« Il est essentiel de faire entendre la parole de ces personnes fragilisées, et de témoigner de ce qu’elles vivent, de rendre compte des procédures administratives très complexes ». Jeudi 23 avril, vingt associations ont interpellé Edouard Philippe pour défendre leur liberté d’expression, menacée par la publication du nouveau marché public sur l’intervention associative en centre de rétention.
La rédaction
« La politique migratoire que vous menez a-t-elle besoin de s’entourer de silence ? », demandent 20 organisations majeures du monde associatif, dans un courrier adressé le 23 avril au Premier ministre.
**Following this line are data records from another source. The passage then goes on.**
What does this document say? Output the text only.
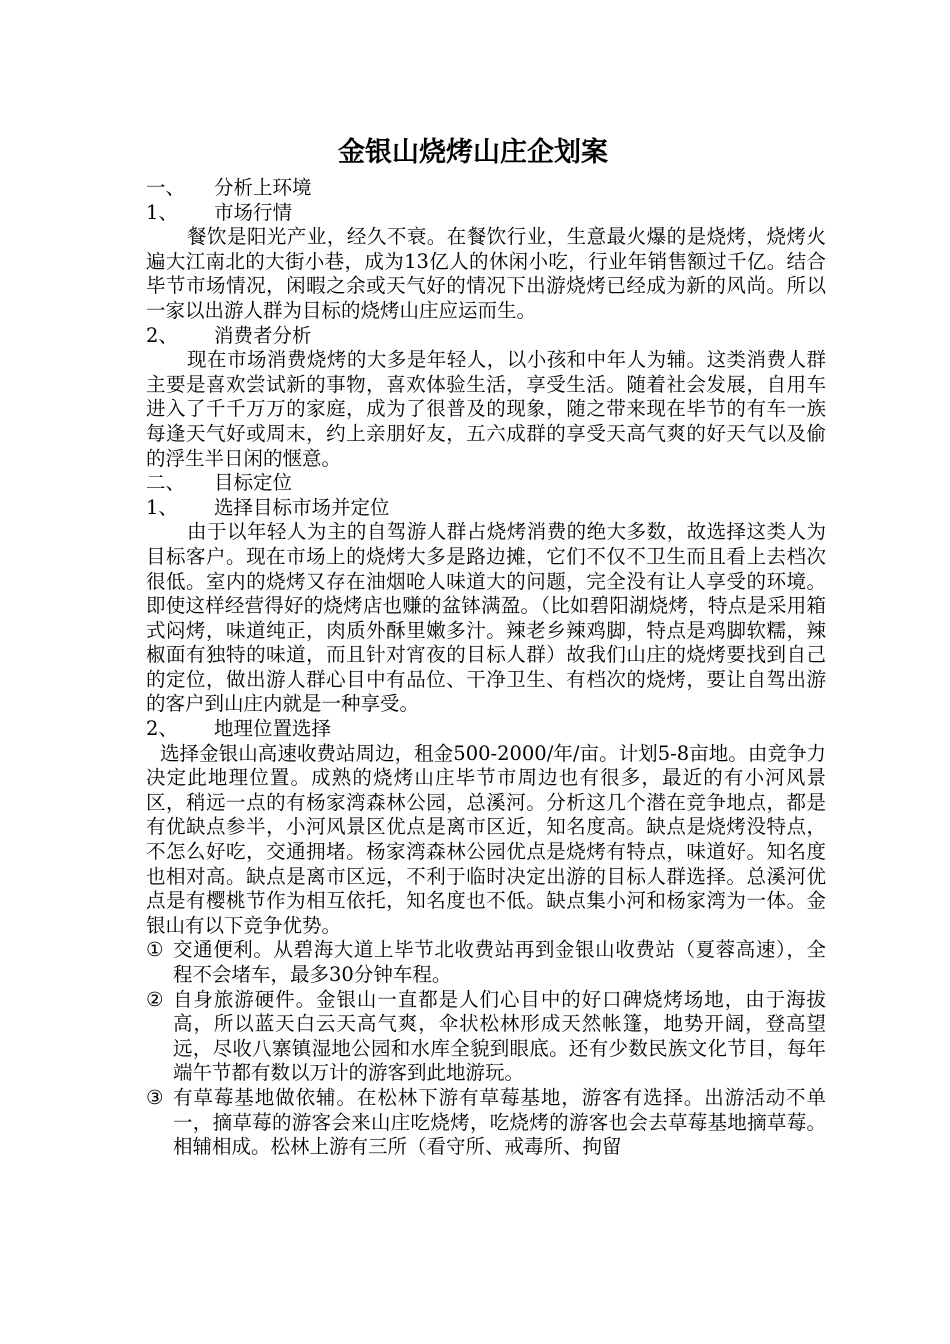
金银山烧烤山庄企划案
一、	分析上环境
1、	市场行情

餐饮是阳光产业，经久不衰。在餐饮行业，生意最火爆的是烧烤，烧烤火遍大江南北的大街小巷，成为13亿人的休闲小吃，行业年销售额过千亿。结合毕节市场情况，闲暇之余或天气好的情况下出游烧烤已经成为新的风尚。所以一家以出游人群为目标的烧烤山庄应运而生。

2、	消费者分析

现在市场消费烧烤的大多是年轻人，以小孩和中年人为辅。这类消费人群主要是喜欢尝试新的事物，喜欢体验生活，享受生活。随着社会发展，自用车进入了千千万万的家庭，成为了很普及的现象，随之带来现在毕节的有车一族每逢天气好或周末，约上亲朋好友，五六成群的享受天高气爽的好天气以及偷的浮生半日闲的惬意。

二、	目标定位
1、	选择目标市场并定位

由于以年轻人为主的自驾游人群占烧烤消费的绝大多数，故选择这类人为目标客户。现在市场上的烧烤大多是路边摊，它们不仅不卫生而且看上去档次很低。室内的烧烤又存在油烟呛人味道大的问题，完全没有让人享受的环境。即使这样经营得好的烧烤店也赚的盆钵满盈。（比如碧阳湖烧烤，特点是采用箱式闷烤，味道纯正，肉质外酥里嫩多汁。辣老乡辣鸡脚，特点是鸡脚软糯，辣椒面有独特的味道，而且针对宵夜的目标人群）故我们山庄的烧烤要找到自己的定位，做出游人群心目中有品位、干净卫生、有档次的烧烤，要让自驾出游的客户到山庄内就是一种享受。

2、	地理位置选择

选择金银山高速收费站周边，租金500-2000/年/亩。计划5-8亩地。由竞争力决定此地理位置。成熟的烧烤山庄毕节市周边也有很多，最近的有小河风景区，稍远一点的有杨家湾森林公园，总溪河。分析这几个潜在竞争地点，都是有优缺点参半，小河风景区优点是离市区近，知名度高。缺点是烧烤没特点，不怎么好吃，交通拥堵。杨家湾森林公园优点是烧烤有特点，味道好。知名度也相对高。缺点是离市区远，不利于临时决定出游的目标人群选择。总溪河优点是有樱桃节作为相互依托，知名度也不低。缺点集小河和杨家湾为一体。金银山有以下竞争优势。

① 交通便利。从碧海大道上毕节北收费站再到金银山收费站（夏蓉高速），全程不会堵车，最多30分钟车程。

② 自身旅游硬件。金银山一直都是人们心目中的好口碑烧烤场地，由于海拔高，所以蓝天白云天高气爽，伞状松林形成天然帐篷，地势开阔，登高望远，尽收八寨镇湿地公园和水库全貌到眼底。还有少数民族文化节目，每年端午节都有数以万计的游客到此地游玩。

③ 有草莓基地做依辅。在松林下游有草莓基地，游客有选择。出游活动不单一，摘草莓的游客会来山庄吃烧烤，吃烧烤的游客也会去草莓基地摘草莓。相辅相成。松林上游有三所（看守所、戒毒所、拘留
Leur objectif ? Alerter le gouvernement de la menace qui plane sur la liberté d’expression des associations qui interviennent en centres de rétention administratif (CRA) et obtenir des garanties quant au respect de ce droit fondamental.
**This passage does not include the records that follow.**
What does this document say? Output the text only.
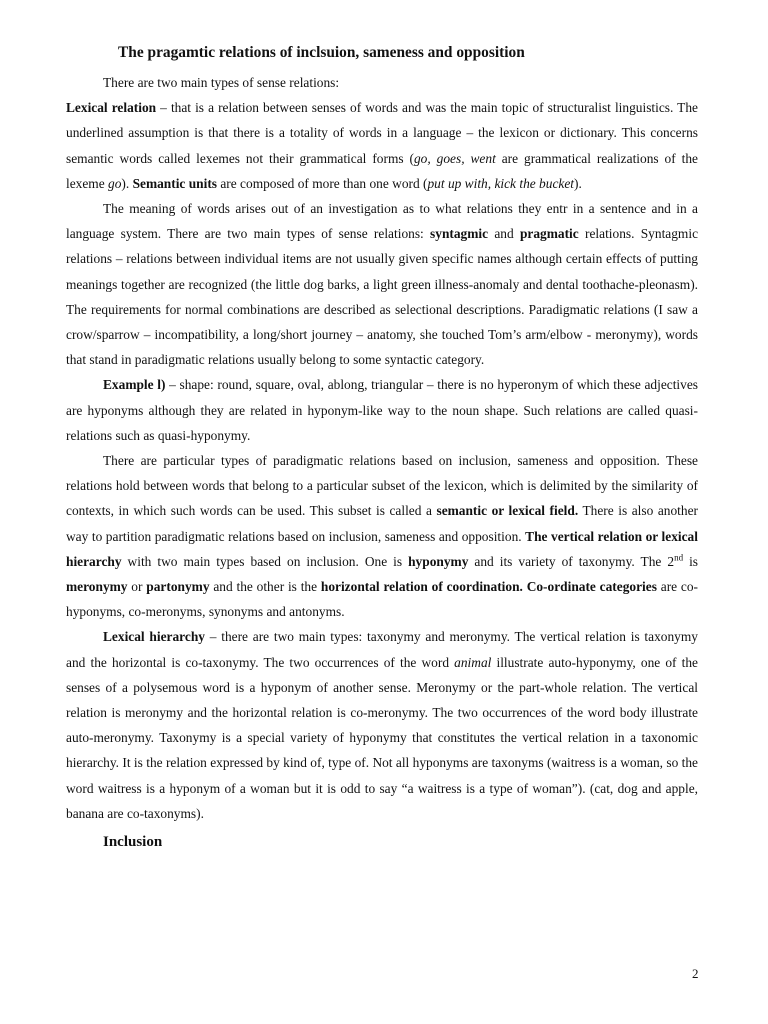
The pragamtic relations of inclsuion, sameness and opposition

There are two main types of sense relations:

Lexical relation – that is a relation between senses of words and was the main topic of structuralist linguistics. The underlined assumption is that there is a totality of words in a language – the lexicon or dictionary. This concerns semantic words called lexemes not their grammatical forms (go, goes, went are grammatical realizations of the lexeme go). Semantic units are composed of more than one word (put up with, kick the bucket).

The meaning of words arises out of an investigation as to what relations they entr in a sentence and in a language system. There are two main types of sense relations: syntagmic and pragmatic relations. Syntagmic relations – relations between individual items are not usually given specific names although certain effects of putting meanings together are recognized (the little dog barks, a light green illness-anomaly and dental toothache-pleonasm). The requirements for normal combinations are described as selectional descriptions. Paradigmatic relations (I saw a crow/sparrow – incompatibility, a long/short journey – anatomy, she touched Tom’s arm/elbow - meronymy), words that stand in paradigmatic relations usually belong to some syntactic category.

Example l) – shape: round, square, oval, ablong, triangular – there is no hyperonym of which these adjectives are hyponyms although they are related in hyponym-like way to the noun shape. Such relations are called quasi-relations such as quasi-hyponymy.

There are particular types of paradigmatic relations based on inclusion, sameness and opposition. These relations hold between words that belong to a particular subset of the lexicon, which is delimited by the similarity of contexts, in which such words can be used. This subset is called a semantic or lexical field. There is also another way to partition paradigmatic relations based on inclusion, sameness and opposition. The vertical relation or lexical hierarchy with two main types based on inclusion. One is hyponymy and its variety of taxonymy. The 2nd is meronymy or partonymy and the other is the horizontal relation of coordination. Co-ordinate categories are co-hyponyms, co-meronyms, synonyms and antonyms.

Lexical hierarchy – there are two main types: taxonymy and meronymy. The vertical relation is taxonymy and the horizontal is co-taxonymy. The two occurrences of the word animal illustrate auto-hyponymy, one of the senses of a polysemous word is a hyponym of another sense. Meronymy or the part-whole relation. The vertical relation is meronymy and the horizontal relation is co-meronymy. The two occurrences of the word body illustrate auto-meronymy. Taxonymy is a special variety of hyponymy that constitutes the vertical relation in a taxonomic hierarchy. It is the relation expressed by kind of, type of. Not all hyponyms are taxonyms (waitress is a woman, so the word waitress is a hyponym of a woman but it is odd to say “a waitress is a type of woman”). (cat, dog and apple, banana are co-taxonyms).

Inclusion
2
Les organisations, dont Amnesty International, Emmaüs, ou encore Médecins du Monde, remettent en cause la publication, par la place Beauvau, du nouveau marché public de l’accompagnement juridique des personnes étrangères enfermées dans les CRA. Selon la Cimade, une des associations signataires, « le ministère de l’intérieur semble vouloir réduire au silence toute expression des associations ».
Des clauses de confidentialité plus strictes
Dans cette nouvelle version, des clauses de confidentialité et de discrétion plus strictes ont remplacé celles qui garantissaient la liberté d’expression et de libre témoignage des associations à propos de la situation dans les CRA. En prévoyant de lourdes sanctions, pouvant aller jusqu’à un retrait immédiat et sans motif de l’agrément d’un salarié d’une organisation.
« Il est essentiel de faire entendre la parole de ces personnes fragilisées, et de témoigner de ce qu’elles vivent, de rendre compte des procédures administratives très complexes », mentionne le courrier. En effet, la situation oppressante que subissent les hommes, femmes, familles et enfants, enfermés dans les CRA en attendant leur expulsion, est souvent méconnue du grand public. Garantir la liberté d’expression, un droit fondamental que la France s’est engagée à respecter, pour pouvoir en témoigner est nécessaire, en particulier dans ces lieux de privation de liberté.
Pour un fonctionnement démocratique
En plus de leur capacité à recueillir des statistiques, des informations et des témoignages de dysfonctionnements particuliers, les associations rappellent alors leur « fonction d’interpellation indispensable au fonctionnement de la démocratie » et au « respect des droits de tous ». Plus que jamais, leur mission est menacée.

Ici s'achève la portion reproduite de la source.